New Algorithms Could Reduce Racial Disparities in Health Care

Researchers trying to improve healthcare with artificial intelligence usually subject their algorithms to a form of machine med school. Software learns from doctors by digesting thousands or millions of x-rays or other data labeled by expert humans until it can accurately flag suspect moles or lungs showing signs of Covid-19 by itself.

A study published this month took a different approach—training algorithms to read knee x-rays for arthritis by using patients as the AI arbiters of truth instead of doctors. The results revealed radiologists may have literal blind spots when it comes to reading Black patients’ x-rays.

The algorithms trained on patients’ reports did a better job than doctors at accounting for the pain experienced by Black patients, apparently by discovering patterns of disease in the images that humans usually overlook.

“This sends a signal to radiologists and other doctors that we may need to reevaluate our current strategies,” says Said Ibrahim, a professor at Weill Cornell Medicine, in New York City, who researches health inequalities, and was not involved in the study.

Algorithms designed to reveal what doctors don’t see, instead of mimicking their knowledge, could make health care more equitable. In a commentary on the new study, Ibrahim suggested it could help reduce disparities in who gets surgery for arthritis. African American patients are about 40 percent less likely than others to receive a knee replacement, he says, even though they are at least as likely to suffer osteoarthritis. Differences in income and insurance likely play a part, but so could differences in diagnosis.

Ziad Obermeyer, an author of the study, and professor at University of California Berkeley’s School of Public Health, was inspired to use AI to probe what radiologists weren’t seeing by a medical puzzle. Data from a long-running National Institutes of Health study on knee osteoarthritis showed that Black patients, and people with lower incomes, reported more pain than other patients with x-rays radiologists scored as similar. The differences might stem from physical factors unknown to keepers of knee knowledge, or psychological and social differences—but how to tease those apart?

Obermeyer and researchers from Stanford, Harvard, and the University of Chicago created computer vision software using the NIH data to investigate what human doctors might be missing. They programmed algorithms to predict a patient’s pain level from an x-ray. Over tens of thousands of images, the software discovered patterns of pixels that correlate with pain.

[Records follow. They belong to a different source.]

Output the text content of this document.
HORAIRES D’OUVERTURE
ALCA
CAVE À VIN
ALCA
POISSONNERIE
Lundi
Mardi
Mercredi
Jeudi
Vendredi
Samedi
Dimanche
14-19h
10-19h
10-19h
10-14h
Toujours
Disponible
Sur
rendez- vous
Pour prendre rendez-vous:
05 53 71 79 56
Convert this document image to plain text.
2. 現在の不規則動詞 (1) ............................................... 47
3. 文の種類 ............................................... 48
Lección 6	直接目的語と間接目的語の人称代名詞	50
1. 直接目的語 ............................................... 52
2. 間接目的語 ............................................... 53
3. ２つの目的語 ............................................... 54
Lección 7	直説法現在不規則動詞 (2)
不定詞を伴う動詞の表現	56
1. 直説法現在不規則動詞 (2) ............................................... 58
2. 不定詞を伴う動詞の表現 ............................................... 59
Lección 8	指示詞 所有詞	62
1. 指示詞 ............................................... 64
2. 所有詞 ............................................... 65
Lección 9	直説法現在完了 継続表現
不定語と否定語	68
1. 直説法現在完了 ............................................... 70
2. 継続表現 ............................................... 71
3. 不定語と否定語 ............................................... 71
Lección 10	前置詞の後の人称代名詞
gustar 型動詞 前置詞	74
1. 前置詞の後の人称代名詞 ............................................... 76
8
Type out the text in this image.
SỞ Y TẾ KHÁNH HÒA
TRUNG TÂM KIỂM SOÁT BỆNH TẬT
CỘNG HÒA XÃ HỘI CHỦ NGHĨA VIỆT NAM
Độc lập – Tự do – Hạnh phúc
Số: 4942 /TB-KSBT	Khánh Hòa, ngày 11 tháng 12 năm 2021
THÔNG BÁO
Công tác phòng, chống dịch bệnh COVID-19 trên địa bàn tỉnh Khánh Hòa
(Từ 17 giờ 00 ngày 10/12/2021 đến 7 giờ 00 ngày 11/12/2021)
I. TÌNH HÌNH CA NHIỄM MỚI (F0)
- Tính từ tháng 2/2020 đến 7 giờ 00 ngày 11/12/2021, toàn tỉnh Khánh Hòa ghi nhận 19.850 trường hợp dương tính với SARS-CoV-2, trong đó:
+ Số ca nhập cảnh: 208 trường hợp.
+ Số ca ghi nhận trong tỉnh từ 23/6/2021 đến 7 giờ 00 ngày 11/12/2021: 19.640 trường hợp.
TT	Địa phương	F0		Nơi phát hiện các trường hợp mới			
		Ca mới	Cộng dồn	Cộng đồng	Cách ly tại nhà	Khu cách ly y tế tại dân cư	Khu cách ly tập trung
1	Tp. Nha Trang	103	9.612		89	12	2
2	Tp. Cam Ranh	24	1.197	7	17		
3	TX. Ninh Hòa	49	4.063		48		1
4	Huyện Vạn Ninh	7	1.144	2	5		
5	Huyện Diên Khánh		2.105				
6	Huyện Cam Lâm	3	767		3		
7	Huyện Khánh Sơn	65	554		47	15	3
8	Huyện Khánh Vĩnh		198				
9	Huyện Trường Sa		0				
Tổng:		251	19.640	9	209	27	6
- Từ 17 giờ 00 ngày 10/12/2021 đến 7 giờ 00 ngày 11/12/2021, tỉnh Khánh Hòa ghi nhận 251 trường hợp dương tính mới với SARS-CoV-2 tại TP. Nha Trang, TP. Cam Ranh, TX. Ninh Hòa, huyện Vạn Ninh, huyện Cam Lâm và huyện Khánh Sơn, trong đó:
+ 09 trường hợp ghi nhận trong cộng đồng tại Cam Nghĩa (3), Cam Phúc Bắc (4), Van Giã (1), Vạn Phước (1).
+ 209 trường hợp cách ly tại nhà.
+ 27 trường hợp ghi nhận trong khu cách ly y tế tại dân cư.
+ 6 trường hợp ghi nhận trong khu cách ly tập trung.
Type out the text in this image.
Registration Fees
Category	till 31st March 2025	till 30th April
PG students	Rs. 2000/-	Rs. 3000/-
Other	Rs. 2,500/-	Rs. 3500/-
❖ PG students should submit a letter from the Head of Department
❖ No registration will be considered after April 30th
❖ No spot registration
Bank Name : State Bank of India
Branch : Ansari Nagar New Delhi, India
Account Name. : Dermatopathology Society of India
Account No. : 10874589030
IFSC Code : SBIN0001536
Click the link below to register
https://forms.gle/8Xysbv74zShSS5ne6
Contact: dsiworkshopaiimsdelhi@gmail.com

When given an x-ray it hasn’t seen before, the software uses those patterns to predict the pain a patient would report experiencing. Those predictions correlated more closely with patients’ pain than the scores radiologists assigned to knee x-rays, particularly for Black patients. That suggests the algorithms had learned to detect evidence of disease that radiologists didn’t. “The algorithm was seeing things over and above what the radiologists were seeing—things that are more commonly causes of pain in Black patients,” Obermeyer says.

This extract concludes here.